The Countdown to Christmas continues—15 days until Christmas.
Julia Roberts is a certified life coach, author of Motherhood to Otherhood and the host of GR8MOM Radio on myexpertsolution.com. Her approach is always about having more fun, freedom and love in your life. She blogs at www.motherhoodtootherhood.com, and runs a forum for moms at GR8Moms.ning.com. Her take on Christmas gift giving in her family is as creative and unconventional as she is. This is a big idea that can keep your Christmas bills small.
Three years ago, I proposed that instead of picking gift names out of the hat, we go back to giving everyone a gift—mind you, that’s 6 kids, our Mom and Dad, 5 spouses or significant others +10 grandchildren—with a twist that would make it much less expensive! Our whole family has completely switched over to regifting for Christmas. No apologies, no pretense. We each “shop at home” for things we think the other will enjoy – new or used! The most important aspect is to find things we aren’t using, but that are cool, valuable, new(ish), stylish, useful… all the same attributes you’d apply to finding the perfect gift for that person in a store.

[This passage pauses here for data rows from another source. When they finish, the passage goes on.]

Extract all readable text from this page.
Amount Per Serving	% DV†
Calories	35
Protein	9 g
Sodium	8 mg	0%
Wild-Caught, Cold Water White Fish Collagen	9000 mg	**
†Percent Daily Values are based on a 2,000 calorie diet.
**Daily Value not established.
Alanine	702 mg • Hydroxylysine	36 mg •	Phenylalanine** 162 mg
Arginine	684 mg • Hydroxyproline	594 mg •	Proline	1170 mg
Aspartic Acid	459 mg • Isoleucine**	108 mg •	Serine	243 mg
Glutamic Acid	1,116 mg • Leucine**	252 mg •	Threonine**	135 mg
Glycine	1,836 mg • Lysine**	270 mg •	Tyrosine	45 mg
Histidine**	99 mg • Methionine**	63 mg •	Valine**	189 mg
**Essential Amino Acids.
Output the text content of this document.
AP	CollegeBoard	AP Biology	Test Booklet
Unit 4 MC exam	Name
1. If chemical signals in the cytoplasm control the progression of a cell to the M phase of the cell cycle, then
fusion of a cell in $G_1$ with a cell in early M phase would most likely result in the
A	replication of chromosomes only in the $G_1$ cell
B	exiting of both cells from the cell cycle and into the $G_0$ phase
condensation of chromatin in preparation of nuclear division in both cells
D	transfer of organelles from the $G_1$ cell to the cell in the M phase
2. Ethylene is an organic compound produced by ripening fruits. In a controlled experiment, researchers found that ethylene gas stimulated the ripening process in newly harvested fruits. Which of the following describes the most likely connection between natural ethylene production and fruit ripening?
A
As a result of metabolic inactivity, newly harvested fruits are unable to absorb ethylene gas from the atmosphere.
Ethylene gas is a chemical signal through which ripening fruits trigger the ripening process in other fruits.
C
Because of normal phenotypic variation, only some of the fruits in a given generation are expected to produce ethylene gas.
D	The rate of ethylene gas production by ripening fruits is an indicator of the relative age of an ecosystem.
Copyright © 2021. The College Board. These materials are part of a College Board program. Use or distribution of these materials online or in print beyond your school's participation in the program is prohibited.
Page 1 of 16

We’re on our third year of this plan. Sometimes I make things with my voluminous craft supply, but often I just wrap something from my own closet or shelf. This year I have a pair of Gap loafers that are too small for me, and have hardly ever been worn. I’ll give those to a sister whose feet are slightly smaller than mine. (I’m glad they’ll find a new home, too. They’re nice shoes!) And don’t tell her but I used some Tandy craft leather and knitted two dog collars on my knitting jenny for her two dogs. ($1.99 per collar, for the leather.) I might find, buy or knit some socks to brighten the package. I have a biography of Shirley Temple that I’ll likely give to a sister who shares my interest in her. I may add a blue Shirley Temple milk pitcher I have, if I can bear to part with it – or see if I can get her own on Ebay.
I have brothers-in-law for whom my husband will pick interesting books, cds or dvds from our existing collection. The point is to not spend money, but also to take time to choose with care and interest and regift them with things they’ll be grateful to receive. I think we’re all grateful to spend much less each Christmas. And many of us are more likely to by the other a birthday gift than we might have.
For my own part, I find that my gift pile is about the same level of hit and miss as it ever was – but at least no one went broke doing it. When you’re regifting you can give someone a fancy coffee maker or a leather jacket, something the might be worth $100 to $300 – more than we’d normally spend on a sister. I get many things I like, I feel loved and considered, and I’m able to offer gifts that I already owned. This way I’m not stuck with things that maybe I bought and can’t return, or got as a gift or a freebie from somewhere, or regret buying, things that are beautiful but don’t fit me or my lifestyle.
We have all regifted in secret at some point in our lives. The beauty of this plan is the openness about it. There is no guilty secret when everyone is doing it. We all save money and make our best effort to pick a gift not that we just happen to have, but that we happen to have and the recipient actually wants. It can be hurtful to receive something that was obviously a regift – but only if that’s a “cheat”. It feels unfair if you bought a beautiful gift for your brother and his wife, and they give you the Football clock that came free with their Time Magazine subscription. When you agree to regift, all of the hurt, guilt and secrecy go away.
We took SHOP AT HOME to a new level! I can’t speak for all my siblings – but everything I’ve heard is that this way of giving really works for us. I look for gifts that I hope they’ll enjoy and that will express my love and deepen our connection. I just do it in my own closet.
Maybe you can let regifting come out of the closet in your family too.
joanna says
We are regifting much more this year, with caution. I have to remember who gave me the gift originally, and not give it to someone in the same circle! I like that your family has an understanding, and makes regifting accepted. Great idea!